Rendu le 24 juin 2005, ce verdict a reconnu François Lefort des Ylouses coupable de viols et d'agressions sexuelles aggravées, de corruption de mineurs de 15 ans et tentative, et l'a condamné à 8 ans d'emprisonnement. Le prêtre médecin est tombé dans l'oubli, refaisant parler de lui en 2011 puis 2016 avec ses tentatives d'obtenir une révision.
A l'appui de sa dernière requête, le père Lefort et son conseil ont avancé deux arguments. Le premier porte sur les prétendues rétractations de trois des jeunes victimes qui seraient revenues spontanément sur leurs accusations. A la lumière d'un supplément d'information, la commission d'instruction a pourtant écarté cet argument. Elle estime que la rétractation d'Ibrahim D., obtenue sur sommation d'un huissier le 13 septembre 2015 au Sénégal, émanait d'un autre individu portant le même nom et rétribué par Kader L., autre partie civile ayant changé sa position.
Quant aux rétractions du même Kader L., décédé en 2018, et de Maguette D., la commission juge qu'elles « ne présentent aucun caractère spontané », soulignant qu'elles ont été obtenues à l'instigation de M. Lefort qui a par ailleurs versé aux deux victimes « des sommes d'argent substantielles pendant plusieurs années ».
Des moyens déloyaux pour obtenir la révision
Le prêtre ne nie pas avoir soutenu financièrement ces deux personnes. « Des virements de nom à nom, il n'y avait rien de caché. Kader était malade, j'ai payé ses soins », justifie entre autres le père Lefort, notant qu'il était aussi dans son intérêt que son « ex-accusateur » vive. « Ces deux personnes qui se sont rétractées n'ont pas été entendues dans le cadre du supplément d'information alors que c'était son principal objet, fustige de son côté Me Philippe Sarda. C'est hallucinant. Il n'y a pas pire aveugle que celui qui ne veut pas voir ! » Remonté, son client ajoute avec une pointe d'ironie : « Je suis accusé d'un crime dont je n'ai plus d'accusateur. »
Le second argument du religieux et de son avocat n'a pas plus convaincu. Le père Lefort affirme détenir la preuve - tirée des registres des passages aux frontières - qu'il était en voyage en Mauritanie, les 5 et 6 septembre 1994, dates des abus sexuel sur une autre des victimes. La commission estime qu'« aucun élément péremptoire ne saurait être tiré de cette prétendue absence du foyer de Rufisque ». Elle ajoute que cet argument a déjà été invoqué dans la précédente requête et qu'il ne constitue pas un élément nouveau. Enfin, la commission rappelle que cette victime n'a donné aucune indication sur les dates des actes subis. « Là encore, c'est scandaleux. La date est dans le dossier », proteste Me Sarda.

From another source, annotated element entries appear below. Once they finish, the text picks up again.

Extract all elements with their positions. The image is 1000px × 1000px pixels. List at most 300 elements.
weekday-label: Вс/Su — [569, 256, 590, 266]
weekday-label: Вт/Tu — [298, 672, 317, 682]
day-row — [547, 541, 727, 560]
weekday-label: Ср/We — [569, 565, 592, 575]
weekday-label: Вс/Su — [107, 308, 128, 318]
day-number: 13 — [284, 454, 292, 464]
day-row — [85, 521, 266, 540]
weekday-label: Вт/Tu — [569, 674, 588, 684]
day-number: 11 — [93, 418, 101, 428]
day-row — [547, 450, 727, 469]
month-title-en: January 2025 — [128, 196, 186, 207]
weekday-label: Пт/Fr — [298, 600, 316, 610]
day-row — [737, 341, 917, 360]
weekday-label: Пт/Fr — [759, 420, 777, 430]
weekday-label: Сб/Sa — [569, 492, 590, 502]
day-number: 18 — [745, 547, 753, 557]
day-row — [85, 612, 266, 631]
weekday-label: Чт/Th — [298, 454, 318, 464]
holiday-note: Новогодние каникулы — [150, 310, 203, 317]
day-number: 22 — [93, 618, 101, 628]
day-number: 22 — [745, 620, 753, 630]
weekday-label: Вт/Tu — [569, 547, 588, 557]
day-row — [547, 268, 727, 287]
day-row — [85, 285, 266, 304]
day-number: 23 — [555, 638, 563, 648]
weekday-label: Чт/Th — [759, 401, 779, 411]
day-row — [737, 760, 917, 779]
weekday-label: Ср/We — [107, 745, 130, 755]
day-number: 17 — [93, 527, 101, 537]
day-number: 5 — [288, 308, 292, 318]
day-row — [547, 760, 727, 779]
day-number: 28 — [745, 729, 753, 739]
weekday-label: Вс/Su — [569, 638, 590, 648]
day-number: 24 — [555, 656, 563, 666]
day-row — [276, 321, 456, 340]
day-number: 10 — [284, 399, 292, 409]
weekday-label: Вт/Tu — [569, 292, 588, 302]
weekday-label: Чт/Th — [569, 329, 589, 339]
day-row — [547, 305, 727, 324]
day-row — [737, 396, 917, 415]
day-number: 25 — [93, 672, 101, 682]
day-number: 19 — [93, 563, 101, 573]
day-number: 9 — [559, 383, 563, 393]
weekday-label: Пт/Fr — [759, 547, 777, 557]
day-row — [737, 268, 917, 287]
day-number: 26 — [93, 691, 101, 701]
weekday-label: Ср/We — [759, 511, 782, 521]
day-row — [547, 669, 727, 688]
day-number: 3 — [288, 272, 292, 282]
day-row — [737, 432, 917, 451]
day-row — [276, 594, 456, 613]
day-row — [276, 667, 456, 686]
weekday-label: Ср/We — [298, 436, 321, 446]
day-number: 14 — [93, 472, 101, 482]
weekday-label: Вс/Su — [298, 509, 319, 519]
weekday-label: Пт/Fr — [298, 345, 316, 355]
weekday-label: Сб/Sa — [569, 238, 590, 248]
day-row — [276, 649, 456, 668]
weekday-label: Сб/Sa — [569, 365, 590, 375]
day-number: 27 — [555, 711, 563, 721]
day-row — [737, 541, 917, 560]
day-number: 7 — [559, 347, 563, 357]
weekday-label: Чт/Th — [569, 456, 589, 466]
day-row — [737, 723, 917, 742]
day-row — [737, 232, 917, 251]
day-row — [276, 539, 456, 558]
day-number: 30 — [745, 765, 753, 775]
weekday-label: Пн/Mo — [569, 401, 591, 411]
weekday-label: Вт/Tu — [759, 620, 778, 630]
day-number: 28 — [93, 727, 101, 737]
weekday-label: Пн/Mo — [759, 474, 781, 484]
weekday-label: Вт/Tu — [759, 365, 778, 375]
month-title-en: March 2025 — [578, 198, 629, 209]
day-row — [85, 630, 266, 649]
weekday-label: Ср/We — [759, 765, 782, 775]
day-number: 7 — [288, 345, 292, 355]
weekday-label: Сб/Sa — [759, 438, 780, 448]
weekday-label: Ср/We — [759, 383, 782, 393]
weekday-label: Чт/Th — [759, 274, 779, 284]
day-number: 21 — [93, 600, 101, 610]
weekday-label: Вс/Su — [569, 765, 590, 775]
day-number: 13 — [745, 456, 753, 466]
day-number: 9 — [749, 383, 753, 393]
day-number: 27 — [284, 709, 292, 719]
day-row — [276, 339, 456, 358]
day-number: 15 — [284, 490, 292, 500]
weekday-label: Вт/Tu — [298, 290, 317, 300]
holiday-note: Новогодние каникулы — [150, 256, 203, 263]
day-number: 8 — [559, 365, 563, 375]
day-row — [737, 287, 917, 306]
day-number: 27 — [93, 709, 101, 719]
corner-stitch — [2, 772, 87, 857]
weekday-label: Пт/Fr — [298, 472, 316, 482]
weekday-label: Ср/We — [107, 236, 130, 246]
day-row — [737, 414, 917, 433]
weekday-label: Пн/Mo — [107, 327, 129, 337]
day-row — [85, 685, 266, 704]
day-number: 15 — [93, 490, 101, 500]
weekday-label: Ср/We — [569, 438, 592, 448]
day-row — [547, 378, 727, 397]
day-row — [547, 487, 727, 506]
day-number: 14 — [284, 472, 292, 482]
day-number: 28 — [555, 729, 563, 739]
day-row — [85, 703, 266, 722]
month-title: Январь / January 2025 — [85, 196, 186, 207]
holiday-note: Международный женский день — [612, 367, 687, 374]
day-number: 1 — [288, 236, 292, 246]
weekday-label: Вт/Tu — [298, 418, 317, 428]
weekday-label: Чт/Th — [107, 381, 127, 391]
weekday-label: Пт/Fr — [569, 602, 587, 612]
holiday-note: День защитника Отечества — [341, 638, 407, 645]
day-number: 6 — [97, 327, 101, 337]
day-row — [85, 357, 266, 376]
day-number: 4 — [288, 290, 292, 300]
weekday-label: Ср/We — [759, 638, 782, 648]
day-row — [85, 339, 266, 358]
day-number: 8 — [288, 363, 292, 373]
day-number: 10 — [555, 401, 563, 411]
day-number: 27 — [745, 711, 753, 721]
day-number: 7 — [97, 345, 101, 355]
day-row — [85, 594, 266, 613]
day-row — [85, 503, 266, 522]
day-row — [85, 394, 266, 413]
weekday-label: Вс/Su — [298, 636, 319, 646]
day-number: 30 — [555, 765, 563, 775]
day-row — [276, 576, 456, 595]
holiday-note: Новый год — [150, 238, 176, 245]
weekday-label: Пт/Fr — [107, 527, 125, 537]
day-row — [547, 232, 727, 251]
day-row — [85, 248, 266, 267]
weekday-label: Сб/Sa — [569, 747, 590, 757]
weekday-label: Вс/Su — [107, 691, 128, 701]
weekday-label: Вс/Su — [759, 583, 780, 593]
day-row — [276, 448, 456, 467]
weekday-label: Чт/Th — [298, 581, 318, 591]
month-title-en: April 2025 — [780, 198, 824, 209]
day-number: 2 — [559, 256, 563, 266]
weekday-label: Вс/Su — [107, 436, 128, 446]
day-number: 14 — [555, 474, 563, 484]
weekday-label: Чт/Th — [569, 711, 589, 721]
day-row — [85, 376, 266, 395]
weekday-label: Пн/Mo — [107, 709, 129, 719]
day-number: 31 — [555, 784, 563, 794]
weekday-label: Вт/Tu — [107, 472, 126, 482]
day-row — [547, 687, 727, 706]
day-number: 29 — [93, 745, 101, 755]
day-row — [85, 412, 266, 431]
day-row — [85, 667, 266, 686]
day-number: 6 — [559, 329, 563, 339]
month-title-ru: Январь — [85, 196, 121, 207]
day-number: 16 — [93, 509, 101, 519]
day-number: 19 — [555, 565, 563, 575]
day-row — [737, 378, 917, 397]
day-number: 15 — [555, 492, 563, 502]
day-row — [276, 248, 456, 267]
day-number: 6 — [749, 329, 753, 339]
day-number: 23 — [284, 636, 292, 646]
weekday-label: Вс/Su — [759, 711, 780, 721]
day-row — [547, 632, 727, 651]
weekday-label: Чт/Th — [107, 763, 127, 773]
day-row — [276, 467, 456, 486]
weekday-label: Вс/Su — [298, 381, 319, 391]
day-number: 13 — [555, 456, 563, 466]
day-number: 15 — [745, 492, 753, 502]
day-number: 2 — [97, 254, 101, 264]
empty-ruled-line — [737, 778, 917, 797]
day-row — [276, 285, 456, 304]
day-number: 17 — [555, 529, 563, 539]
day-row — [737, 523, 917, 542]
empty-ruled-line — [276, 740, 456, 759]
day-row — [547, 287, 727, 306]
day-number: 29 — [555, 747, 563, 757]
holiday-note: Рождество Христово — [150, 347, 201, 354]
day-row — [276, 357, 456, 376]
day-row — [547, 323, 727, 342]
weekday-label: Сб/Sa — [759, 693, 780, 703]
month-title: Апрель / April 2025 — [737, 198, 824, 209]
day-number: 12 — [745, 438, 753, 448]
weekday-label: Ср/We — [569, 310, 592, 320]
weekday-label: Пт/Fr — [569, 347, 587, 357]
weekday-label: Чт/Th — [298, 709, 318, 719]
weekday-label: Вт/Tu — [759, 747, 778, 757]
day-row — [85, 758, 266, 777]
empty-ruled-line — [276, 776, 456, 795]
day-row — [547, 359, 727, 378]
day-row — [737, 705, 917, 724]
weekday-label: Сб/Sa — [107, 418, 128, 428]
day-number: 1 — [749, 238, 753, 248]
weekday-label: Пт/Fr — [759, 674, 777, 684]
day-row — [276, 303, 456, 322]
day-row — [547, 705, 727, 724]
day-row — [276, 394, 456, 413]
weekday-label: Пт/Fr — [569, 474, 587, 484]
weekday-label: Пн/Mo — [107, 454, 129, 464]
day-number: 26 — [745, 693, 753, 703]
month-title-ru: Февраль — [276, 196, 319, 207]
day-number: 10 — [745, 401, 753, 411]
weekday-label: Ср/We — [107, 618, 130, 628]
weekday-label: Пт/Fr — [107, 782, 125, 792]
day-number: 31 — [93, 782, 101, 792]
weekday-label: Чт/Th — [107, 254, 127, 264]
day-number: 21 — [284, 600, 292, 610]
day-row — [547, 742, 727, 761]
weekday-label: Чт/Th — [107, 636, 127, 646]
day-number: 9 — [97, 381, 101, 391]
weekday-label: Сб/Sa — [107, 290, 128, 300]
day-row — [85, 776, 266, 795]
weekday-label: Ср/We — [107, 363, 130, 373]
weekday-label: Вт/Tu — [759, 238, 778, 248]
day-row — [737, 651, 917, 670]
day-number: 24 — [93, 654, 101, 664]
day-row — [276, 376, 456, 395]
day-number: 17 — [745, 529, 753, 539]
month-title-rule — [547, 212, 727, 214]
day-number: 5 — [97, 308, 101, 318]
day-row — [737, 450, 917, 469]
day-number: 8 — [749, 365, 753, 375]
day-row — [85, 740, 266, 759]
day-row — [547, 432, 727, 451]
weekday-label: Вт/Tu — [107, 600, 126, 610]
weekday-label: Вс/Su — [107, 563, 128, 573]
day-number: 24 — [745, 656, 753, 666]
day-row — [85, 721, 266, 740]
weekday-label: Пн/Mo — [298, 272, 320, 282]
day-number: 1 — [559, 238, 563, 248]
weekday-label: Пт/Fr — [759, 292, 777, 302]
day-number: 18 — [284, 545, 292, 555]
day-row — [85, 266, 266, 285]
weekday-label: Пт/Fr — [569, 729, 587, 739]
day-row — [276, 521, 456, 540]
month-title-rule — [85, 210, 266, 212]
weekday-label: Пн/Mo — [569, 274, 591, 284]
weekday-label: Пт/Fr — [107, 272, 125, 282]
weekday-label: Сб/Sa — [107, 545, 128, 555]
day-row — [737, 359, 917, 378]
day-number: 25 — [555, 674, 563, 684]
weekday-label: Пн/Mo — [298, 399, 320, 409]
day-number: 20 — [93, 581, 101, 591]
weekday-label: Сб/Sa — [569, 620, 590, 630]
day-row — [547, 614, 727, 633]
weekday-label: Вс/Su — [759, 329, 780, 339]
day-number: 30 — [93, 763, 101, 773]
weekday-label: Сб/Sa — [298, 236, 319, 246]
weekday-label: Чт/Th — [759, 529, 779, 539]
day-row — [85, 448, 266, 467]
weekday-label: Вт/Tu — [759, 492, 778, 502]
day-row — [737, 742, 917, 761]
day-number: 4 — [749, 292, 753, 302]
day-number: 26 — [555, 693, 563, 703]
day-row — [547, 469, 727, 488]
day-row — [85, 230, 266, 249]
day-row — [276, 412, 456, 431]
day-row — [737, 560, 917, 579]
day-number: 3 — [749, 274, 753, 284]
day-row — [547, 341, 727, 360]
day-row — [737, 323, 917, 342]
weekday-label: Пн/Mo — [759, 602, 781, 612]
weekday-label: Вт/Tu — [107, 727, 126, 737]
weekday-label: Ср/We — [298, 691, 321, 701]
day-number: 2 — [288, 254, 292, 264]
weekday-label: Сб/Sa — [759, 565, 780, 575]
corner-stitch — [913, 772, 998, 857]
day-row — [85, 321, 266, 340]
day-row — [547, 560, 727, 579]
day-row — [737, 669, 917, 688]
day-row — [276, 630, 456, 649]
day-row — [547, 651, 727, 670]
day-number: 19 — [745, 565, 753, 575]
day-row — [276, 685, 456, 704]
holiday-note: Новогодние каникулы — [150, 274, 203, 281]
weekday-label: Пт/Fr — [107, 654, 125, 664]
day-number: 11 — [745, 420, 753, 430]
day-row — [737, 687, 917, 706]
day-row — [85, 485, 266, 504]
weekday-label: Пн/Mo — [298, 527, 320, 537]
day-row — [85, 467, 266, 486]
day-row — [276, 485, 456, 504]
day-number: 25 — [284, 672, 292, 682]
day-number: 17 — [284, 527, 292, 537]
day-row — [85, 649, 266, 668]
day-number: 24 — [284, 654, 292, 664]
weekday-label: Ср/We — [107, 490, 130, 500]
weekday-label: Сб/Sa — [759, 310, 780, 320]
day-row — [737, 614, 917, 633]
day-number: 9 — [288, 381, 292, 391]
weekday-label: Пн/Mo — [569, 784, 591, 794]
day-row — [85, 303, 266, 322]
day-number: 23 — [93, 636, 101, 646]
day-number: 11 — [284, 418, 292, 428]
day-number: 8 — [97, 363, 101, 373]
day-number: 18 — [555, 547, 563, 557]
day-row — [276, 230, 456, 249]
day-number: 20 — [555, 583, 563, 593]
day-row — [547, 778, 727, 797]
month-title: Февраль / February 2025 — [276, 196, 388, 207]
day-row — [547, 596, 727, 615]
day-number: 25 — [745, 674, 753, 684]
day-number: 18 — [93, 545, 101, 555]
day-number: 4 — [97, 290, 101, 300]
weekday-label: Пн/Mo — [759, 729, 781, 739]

Du côté des parties civiles, on a au contraire accueilli avec satisfaction la décision de la commission d'instruction. « Elle met en évidence les moyens déloyaux utilisés par M. Lefort pour obtenir la révision de son procès. C'est encore un échec cuisant et je m'étonne qu'il puisse toujours exercer en qualité de prêtre compte tenu des crimes pour lesquels il a été condamné sur des mineurs », commente Me Olivier Morice.
Questionné sur ce point, le prêtre nous indique qu'outre sa condamnation de 2005, il a seulement l'interdiction de s'occuper d'enfants, ce dont « il se garde bien » (NDLR : le père Lefort a toujours dénoncé une machination). Comprendre, en d'autres termes, que Rome ne l'a pas sanctionné.